A downstream classifier (lr | linsvm | xgb) plus participant-level
StratifiedKFold CV produces honest AUC / macro-F1 estimates:
from g2c.classification import (
extract_token_features_from_csv, load_participant_feature_csv,
run_multi_seed_experiment, summarize_results,
)
# 1) Per-question token features (output of cli.extract_aoi + expertise label)
feat_df = extract_token_features_from_csv("output/unl_um/aoi_labelled/Q1.csv")
# 2) Participant-level CV
df, feat_cols = load_participant_feature_csv("participant_features_Q1_token.csv")
results = run_multi_seed_experiment(
df=df, feature_cols=feat_cols,
representation="A", model_name="xgb", agg="mean",
seeds=[42, 43, 44, 45, 46, 47, 48, 49, 50], n_splits=5,
)
print(summarize_results(results))Six hybrid representations (A, A_v2, A_v3, B, C, D) and two
multi-task aggregation modes (training-AUC weighted and OOF-AUC
weighted) are exposed via cli/classify_expertise.py. The locked
XGBoost baseline is the reference comparison point; do not change the
StandardScaler.fit_transform ordering inside
g2c.classification.evaluation without re-running the locked baseline,
or the no-leakage guarantee will silently break.
A browser UI wraps the CLIs into five interactive tabs (Onboard Tobii, Extract, AOI Detection, Visualize, Evaluate OCR):
cd GAZE2CodeToolkit
streamlit run app.pyThe app opens at http://localhost:8501. Both pre-configured datasets
and uploaded files are supported; OCR runs are blocking with a spinner;
generated CSVs are written to output/ exactly like the CLIs, and also
downloadable from the UI.
The first tab is a self-service onboarding flow that turns any Tobii Pro Lab export into a fully registered toolkit dataset in four steps, without editing any Python file:
- Provide per-participant TSVs — either stream-split a single
merged Tobii TSV (multi-GB files OK, binary-mode parse keeps memory
flat) or copy a directory that is already split.
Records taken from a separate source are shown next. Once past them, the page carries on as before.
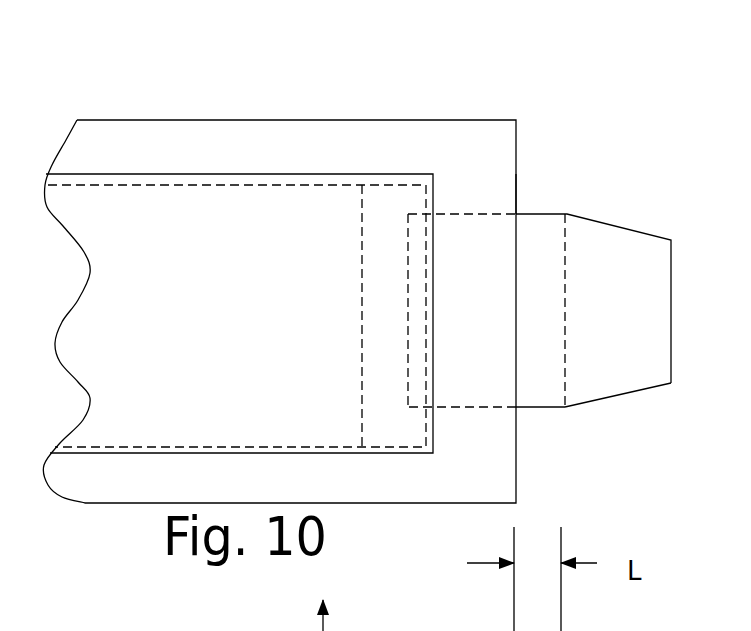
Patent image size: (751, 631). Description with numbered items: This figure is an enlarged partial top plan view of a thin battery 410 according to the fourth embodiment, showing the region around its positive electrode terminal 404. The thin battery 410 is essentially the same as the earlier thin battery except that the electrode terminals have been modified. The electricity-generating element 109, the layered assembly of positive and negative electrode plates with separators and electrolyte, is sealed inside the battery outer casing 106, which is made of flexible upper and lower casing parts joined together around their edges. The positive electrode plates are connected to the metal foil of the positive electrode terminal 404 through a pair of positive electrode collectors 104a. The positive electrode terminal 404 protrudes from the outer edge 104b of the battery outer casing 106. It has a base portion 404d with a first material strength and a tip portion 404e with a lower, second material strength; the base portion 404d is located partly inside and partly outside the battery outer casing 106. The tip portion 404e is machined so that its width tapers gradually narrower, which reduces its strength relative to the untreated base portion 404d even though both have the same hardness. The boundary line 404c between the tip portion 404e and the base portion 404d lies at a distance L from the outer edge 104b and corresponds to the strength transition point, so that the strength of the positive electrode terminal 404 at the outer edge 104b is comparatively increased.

The battery outer casing 106 is at (248, 148).
The electricity-generating element 109 is at (122, 245).
The positive electrode collectors 104a is at (388, 315).
The outer edge 104b is at (523, 190).
The thin battery 410 is at (508, 85).
The positive electrode terminal 404 is at (648, 300).
The boundary line 404c is at (566, 300).
The base portion 404d is at (548, 368).
The tip portion 404e is at (633, 368).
Both branches tally
the recording's
Event valuemarkers in the same pass. - Upload stimulus PNGs with Q-prefix auto-rename — uploaded
files such as
Q1-SpecifyOutput.pngare matched to the recording's markers (Q1 (localhost)) and saved with the marker as filename, sostimuli_name_template: "{event_value}.png"lines up out of the box. The shortest-marker tiebreaker correctly prefersQ1 (localhost)overQ1 Prompt (localhost). - Register the dataset — one click appends a
DATASETS["<name>"] = {…}entry tog2c/parsers/datasets_config.py. The snippet auto-detects column-name overrides for newer Tobii exports (e.g.Eye movement event durationreplacingGaze event duration) so the parser works without manual patching. - Remove an existing dataset — drop the data folder and/or strip the config entry, with separate checkboxes for each side.
After Step 3 the new dataset is immediately visible in every other
tab's dropdown — the tab reloads datasets_config.py from disk and
clears st.cache_data so no Streamlit restart is needed.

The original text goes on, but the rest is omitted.